I guess this analysis shouldn’t be too surprising. Of course the government isn’t going to recommend that we cut down on eating beef, and it isn’t just because the cattle industry is evil. On one hand you have a potty replacement program and on the other hand you have educated consumerism. See the difference? One says consume more (buy more toilets) while the other say consume less (eat less beef). I don’t want to deviate too far into food politics here, but there has never been an instance when American consumers have been encouraged to consume less food. For example, the message of “Eat less fat” becomes “Consume more healthy fats.” So, in this case we’re led down a path that makes us feel that not only is it the municipalities’ responsibility to conserve water rather than placing the onus squarely upon the shoulders of agriculture, but also that it is the fault of homeowners since we use inefficient appliances.

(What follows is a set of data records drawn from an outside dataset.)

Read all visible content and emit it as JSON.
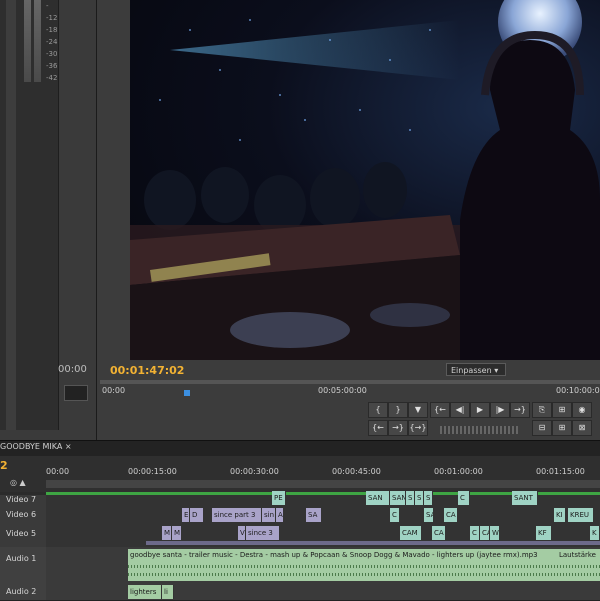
{
  "left_panel": {
    "timecode": "00:00",
    "meter_ticks": [
      "-",
      "-12",
      "-18",
      "-24",
      "-30",
      "-36",
      "-42"
    ]
  },
  "monitor": {
    "current_timecode": "00:01:47:02",
    "fit_label": "Einpassen",
    "ruler": [
      "00:00",
      "00:05:00:00",
      "00:10:00:00"
    ],
    "transport_row1": [
      "{",
      "}",
      "▼",
      "{←",
      "◀|",
      "▶",
      "|▶",
      "→}",
      "⎘",
      "⊞",
      "◉"
    ],
    "transport_row2": [
      "{←",
      "→}",
      "{→}",
      "⊟",
      "⊞",
      "⊠"
    ]
  },
  "sequence": {
    "tab_label": "GOODBYE MIKA",
    "timecode": "2",
    "ruler": [
      "00:00",
      "00:00:15:00",
      "00:00:30:00",
      "00:00:45:00",
      "00:01:00:00",
      "00:01:15:00"
    ]
  },
  "tracks": {
    "video7": {
      "name": "Video 7",
      "clips": [
        "PE",
        "SAN",
        "SAN",
        "S",
        "S",
        "S",
        "C",
        "SANT"
      ]
    },
    "video6": {
      "name": "Video 6",
      "clips": [
        "E",
        "D",
        "since part 3",
        "sin",
        "A",
        "SA",
        "C",
        "SA",
        "CA",
        "KI",
        "KREU"
      ]
    },
    "video5": {
      "name": "Video 5",
      "clips": [
        "M",
        "M",
        "V",
        "since 3",
        "CAM",
        "CA",
        "C",
        "CA",
        "W",
        "KF",
        "K"
      ]
    },
    "audio1": {
      "name": "Audio 1",
      "clip": "goodbye santa - trailer music - Destra - mash up & Popcaan & Snoop Dogg & Mavado - lighters up (jaytee rmx).mp3",
      "fx": "Lautstärke"
    },
    "audio2": {
      "name": "Audio 2",
      "clips": [
        "lighters",
        "li"
      ]
    }
  }
}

It stands to reason that since most of our water is wasted agriculturally, that most of the conservation, and, therefore, the most good can come from encouraging and subsidizing better farming practices. The agricultural sector looses 3.3 times more water than the entire municipal system uses annually. So, even if we were to cut out all of our municipal water usage, clean ourselves and our clothes with soda pop, and irrigate our lawns and fill our pools with beer it would hardly matter at all in the long run. I mean taking it a step further, it seems logical to me that since 70% of all of the grain grown in the U.S. goes to feed livestock, and most of the water losses in the U.S. are due to irrigation evaporation, that maybe (just maybe) we could do better by not eating so many effing cows? Just a thought. If that seems like too foreign of a concept, then how about losing the crappy bluegrass lawns that people insist upon growing in the desert? As I said 58% of municipal home water use goes to continually water something that isn't supposed to grow in areas where irrigation is necessary. Incidentally, the bluegrass lawns that everybody loves so much were originally developed for cattle grazing. God, I hate cows.

Getting back to the latrine exchange programs to wrap this up, if municipalities were to use that $400 per household as a credit to encourage the installation of a gray water recycling system in every household we would actually save 2,500,000,000,000 gallons of water annually nationwide (assuming all of the reclaimed water gets used outdoors). Gray water recycling systems essentially divert and filter all of the water that doesn’t come from your throne room and use it for outdoor irrigation. It would take our silly nationwide stool replacement program around 4 years to save that much water (assuming every toilet in the country gets changed). I’m not shitting you, honest.